No podría afirmar que esta es una de esas historias truculentas sobre complots en el arte y que todo esto hace parte de una agenda oculta o de una estrategia política, social y económica. Tampoco lo podría descartar. Menos quiero dejar la idea en el aire de que las artistas mencionadas u otros de sus contemporáneos no tenían ni tienen la calidad artística, estética o ética para haber sido o ser reconocidas. Lo que sí me parece curioso es la posible relación estrecha entre las políticas de globalización implantadas en Colombia desde el gobierno del presidente Gaviria (1990 – 1994) y el “nuevo arte contemporáneo” de ese momento y a futuro, con características globales y, por qué no, neoliberales, porque estas artistas y sus obras, como otros artistas de su generación y posteriores, reconocidos a través de premios, estímulos y becas otorgados por el gobierno a través de los programas del Ministerio de Cultura, se caracterizan por la deslocalización de las temáticas que tratan y la selección de temas “políticamente correctos”, lo que implica una distancia de los graves temas locales y nacionales. Lo que se cuestiona no es el trabajo de los artistas, sino la implementación de políticas de promoción y difusión para un solo tipo de arte contemporáneo, dejando de lado otras posibles líneas de trabajo y reflexión.

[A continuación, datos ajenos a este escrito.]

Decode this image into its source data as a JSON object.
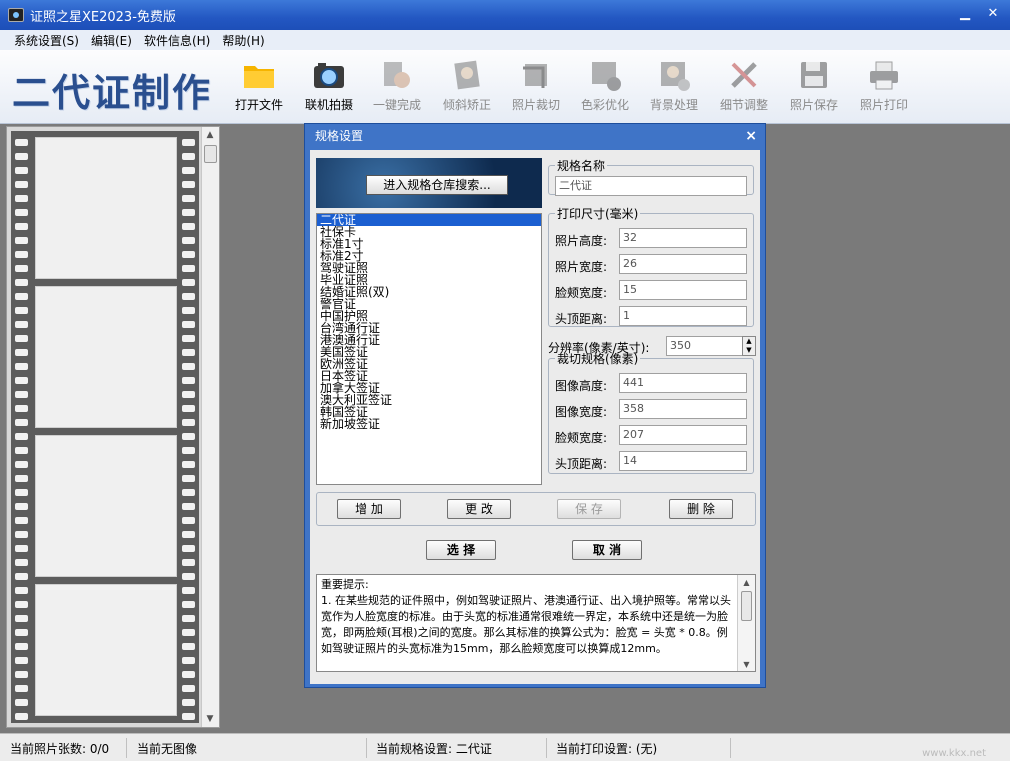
{
  "window": {
    "title": "证照之星XE2023-免费版"
  },
  "menu": [
    "系统设置(S)",
    "编辑(E)",
    "软件信息(H)",
    "帮助(H)"
  ],
  "brand": "二代证制作",
  "toolbar": [
    {
      "label": "打开文件",
      "icon": "folder-icon",
      "enabled": true
    },
    {
      "label": "联机拍摄",
      "icon": "camera-icon",
      "enabled": true
    },
    {
      "label": "一键完成",
      "icon": "auto-icon",
      "enabled": false
    },
    {
      "label": "倾斜矫正",
      "icon": "tilt-icon",
      "enabled": false
    },
    {
      "label": "照片裁切",
      "icon": "crop-icon",
      "enabled": false
    },
    {
      "label": "色彩优化",
      "icon": "color-icon",
      "enabled": false
    },
    {
      "label": "背景处理",
      "icon": "background-icon",
      "enabled": false
    },
    {
      "label": "细节调整",
      "icon": "tools-icon",
      "enabled": false
    },
    {
      "label": "照片保存",
      "icon": "save-icon",
      "enabled": false
    },
    {
      "label": "照片打印",
      "icon": "printer-icon",
      "enabled": false
    }
  ],
  "dialog": {
    "title": "规格设置",
    "close": "×",
    "search_button": "进入规格仓库搜索...",
    "spec_list": [
      "二代证",
      "社保卡",
      "标准1寸",
      "标准2寸",
      "驾驶证照",
      "毕业证照",
      "结婚证照(双)",
      "警官证",
      "中国护照",
      "台湾通行证",
      "港澳通行证",
      "美国签证",
      "欧洲签证",
      "日本签证",
      "加拿大签证",
      "澳大利亚签证",
      "韩国签证",
      "新加坡签证"
    ],
    "selected_index": 0,
    "name_group": {
      "legend": "规格名称",
      "value": "二代证"
    },
    "print_group": {
      "legend": "打印尺寸(毫米)",
      "fields": [
        {
          "label": "照片高度:",
          "value": "32"
        },
        {
          "label": "照片宽度:",
          "value": "26"
        },
        {
          "label": "脸颊宽度:",
          "value": "15"
        },
        {
          "label": "头顶距离:",
          "value": "1"
        }
      ]
    },
    "resolution": {
      "label": "分辨率(像素/英寸):",
      "value": "350"
    },
    "crop_group": {
      "legend": "裁切规格(像素)",
      "fields": [
        {
          "label": "图像高度:",
          "value": "441"
        },
        {
          "label": "图像宽度:",
          "value": "358"
        },
        {
          "label": "脸颊宽度:",
          "value": "207"
        },
        {
          "label": "头顶距离:",
          "value": "14"
        }
      ]
    },
    "buttons": {
      "add": "增 加",
      "modify": "更 改",
      "save": "保 存",
      "delete": "删 除",
      "select": "选 择",
      "cancel": "取 消"
    },
    "notes": {
      "heading": "重要提示:",
      "text": "1. 在某些规范的证件照中，例如驾驶证照片、港澳通行证、出入境护照等。常常以头宽作为人脸宽度的标准。由于头宽的标准通常很难统一界定，本系统中还是统一为脸宽，即两脸颊(耳根)之间的宽度。那么其标准的换算公式为：脸宽 = 头宽 * 0.8。例如驾驶证照片的头宽标准为15mm，那么脸颊宽度可以换算成12mm。"
    }
  },
  "status": {
    "count": "当前照片张数: 0/0",
    "image": "当前无图像",
    "spec": "当前规格设置: 二代证",
    "print": "当前打印设置: (无)"
  },
  "watermark": "www.kkx.net"
}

2.      TERCER MOMENTO: ¿EL TRIUNFO DEL ARTE CONTEMPORÁNEO?

Por lo menos en el caso colombiano, el modelo de un arte contemporáneo global y neoliberal parece estarse imponiendo sobre otros tipos o modelos de arte que involucran más lo local o lo nacional. Esto podría inferirse de los comunicados o declaraciones públicas en relación con ARCO Madrid 2015. Lo que más se enfatiza en los comunicados oficiales sobre la participación de Colombia, como país invitado, es el “boom” del arte colombiano.

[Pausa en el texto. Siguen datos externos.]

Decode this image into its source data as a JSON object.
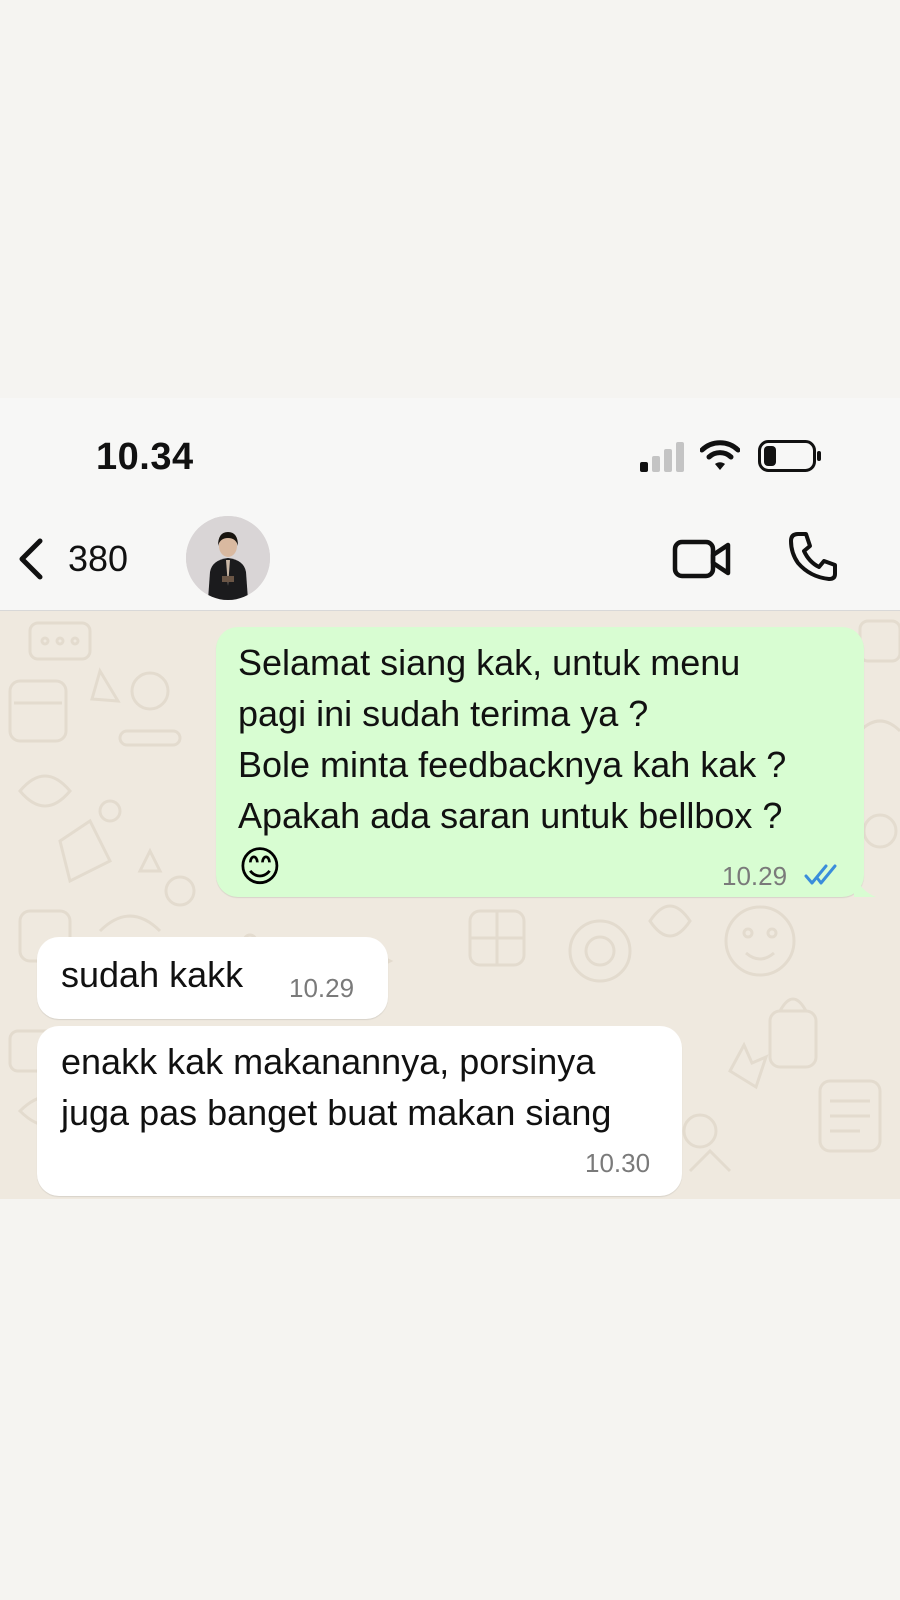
{
  "status_bar": {
    "time": "10.34",
    "signal_icon": "cellular-signal-icon",
    "wifi_icon": "wifi-icon",
    "battery_icon": "battery-icon",
    "battery_level": 0.25
  },
  "header": {
    "back_count": "380",
    "contact_name": "",
    "back_icon": "chevron-left-icon",
    "video_icon": "video-camera-icon",
    "call_icon": "phone-icon"
  },
  "colors": {
    "outgoing_bubble": "#d8fdd2",
    "incoming_bubble": "#ffffff",
    "chat_background": "#efe9df",
    "read_ticks": "#3a8ddb"
  },
  "messages": [
    {
      "direction": "outgoing",
      "lines": [
        "Selamat siang kak, untuk menu",
        "pagi ini sudah terima ya ?",
        "Bole minta feedbacknya kah kak ?",
        "Apakah ada saran untuk bellbox ?"
      ],
      "emoji": "😊",
      "time": "10.29",
      "status": "read"
    },
    {
      "direction": "incoming",
      "lines": [
        "sudah kakk"
      ],
      "time": "10.29"
    },
    {
      "direction": "incoming",
      "lines": [
        "enakk kak makanannya, porsinya",
        "juga pas banget buat makan siang"
      ],
      "time": "10.30"
    }
  ]
}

Al revisar los listados de galerías, artistas y curadores invitados, también se evidencia que la mayor parte de los participantes, entre un 70% y un 90%, son de Bogotá, nada raro en un sistema de artes centralista. Y si se revisa con cierta minucia y suspicacia los artistas jóvenes invitados a las muestras gubernamentales, se puede notar que, salvo una o dos excepciones, ninguno trabaja sobre procesos artísticos que impliquen de manera directa o explícita, los problemas sociales, políticos, económicos y culturales del país. Aquellos artistas jóvenes que tocan este tipo de problemas, que por lo general hacen parte de las comunidades indígenas, negras y campesinas, y que han sido reconocidos en el plano artístico local, nacional e incluso internacional, no fueron tenidos en cuenta en la selección oficial.

Lo que preocupa, inquieta e incomoda es que este “boom” del arte colombiano parece estar basado en las políticas e intereses macroeconómicos (estado y empresas multinacionales) y en una mirada parcializada, por no decir centralista, del arte del país, dejando de lado aquellas obras o aquellos artistas que tocan los “incómodos” temas nacionales, sobre todo aquellos que implican directamente el conflicto armado, el narcotráfico, la exclusión social, el feminicidio, entre otros.

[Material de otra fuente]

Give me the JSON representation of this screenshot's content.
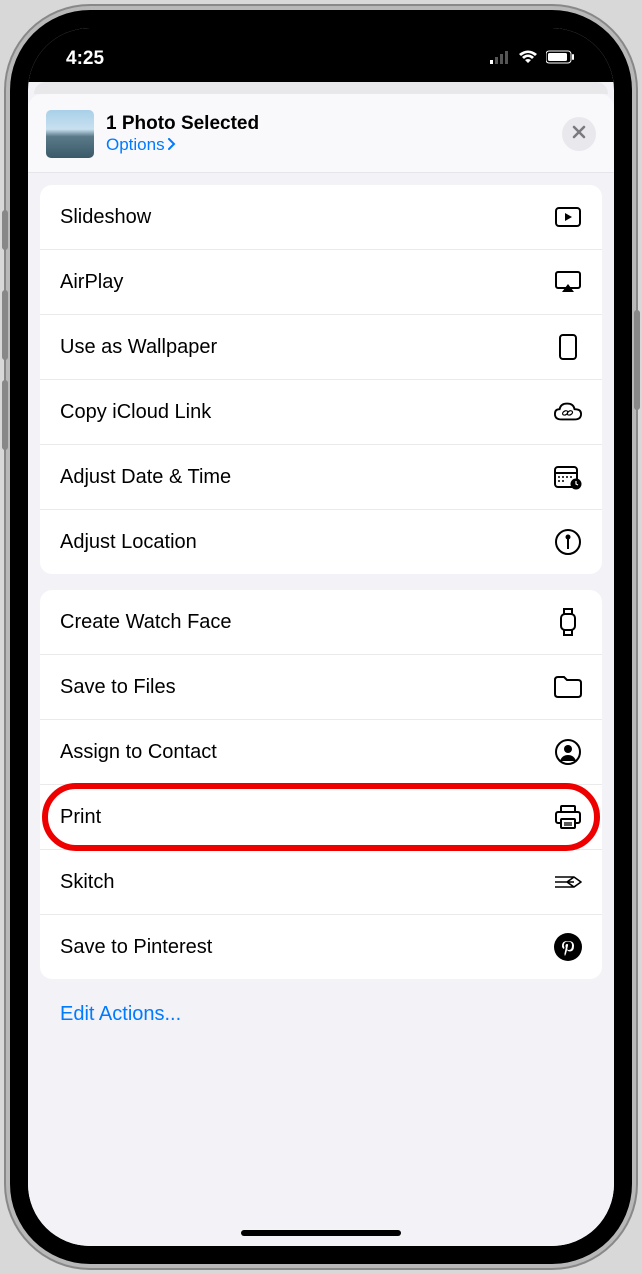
{
  "status": {
    "time": "4:25"
  },
  "header": {
    "title": "1 Photo Selected",
    "options": "Options"
  },
  "groups": [
    {
      "items": [
        {
          "name": "slideshow",
          "label": "Slideshow",
          "icon": "play-rect-icon"
        },
        {
          "name": "airplay",
          "label": "AirPlay",
          "icon": "airplay-icon"
        },
        {
          "name": "wallpaper",
          "label": "Use as Wallpaper",
          "icon": "phone-icon"
        },
        {
          "name": "icloud-link",
          "label": "Copy iCloud Link",
          "icon": "cloud-link-icon"
        },
        {
          "name": "adjust-date",
          "label": "Adjust Date & Time",
          "icon": "calendar-clock-icon"
        },
        {
          "name": "adjust-location",
          "label": "Adjust Location",
          "icon": "pin-circle-icon"
        }
      ]
    },
    {
      "items": [
        {
          "name": "watch-face",
          "label": "Create Watch Face",
          "icon": "watch-icon"
        },
        {
          "name": "save-files",
          "label": "Save to Files",
          "icon": "folder-icon"
        },
        {
          "name": "assign-contact",
          "label": "Assign to Contact",
          "icon": "person-circle-icon"
        },
        {
          "name": "print",
          "label": "Print",
          "icon": "printer-icon",
          "highlighted": true
        },
        {
          "name": "skitch",
          "label": "Skitch",
          "icon": "skitch-icon"
        },
        {
          "name": "pinterest",
          "label": "Save to Pinterest",
          "icon": "pinterest-icon"
        }
      ]
    }
  ],
  "edit_actions": "Edit Actions..."
}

El triunfo del arte contemporáneo colombiano, proclamado por ARCO Madrid 2015, parece basarse en haber alcanzado los estándares de los modelos económicos globales y neoliberales, más que en los procesos del arte y sus relaciones con el contexto. Todo parece indicar que el arte contemporáneo actual, el de la segunda década del siglo XXI, en su concepción, depende de la determinación estatal mediado por intereses macroeconómicos y macropolíticos. Determinación que excluye todo aquello que no corresponde al modelo.


Concluyendo, el peligro que quisiera señalar es que esta última noción de arte contemporáneo implicada en la participación oficial colombiana en ARCO Madrid 2015, lo transformaría en una manifestación estilística de estado y no en un proceso de reflexión y acción basada en la autonomía de un campo del arte, integrado en un diálogo a los procesos sociales, políticos y culturales.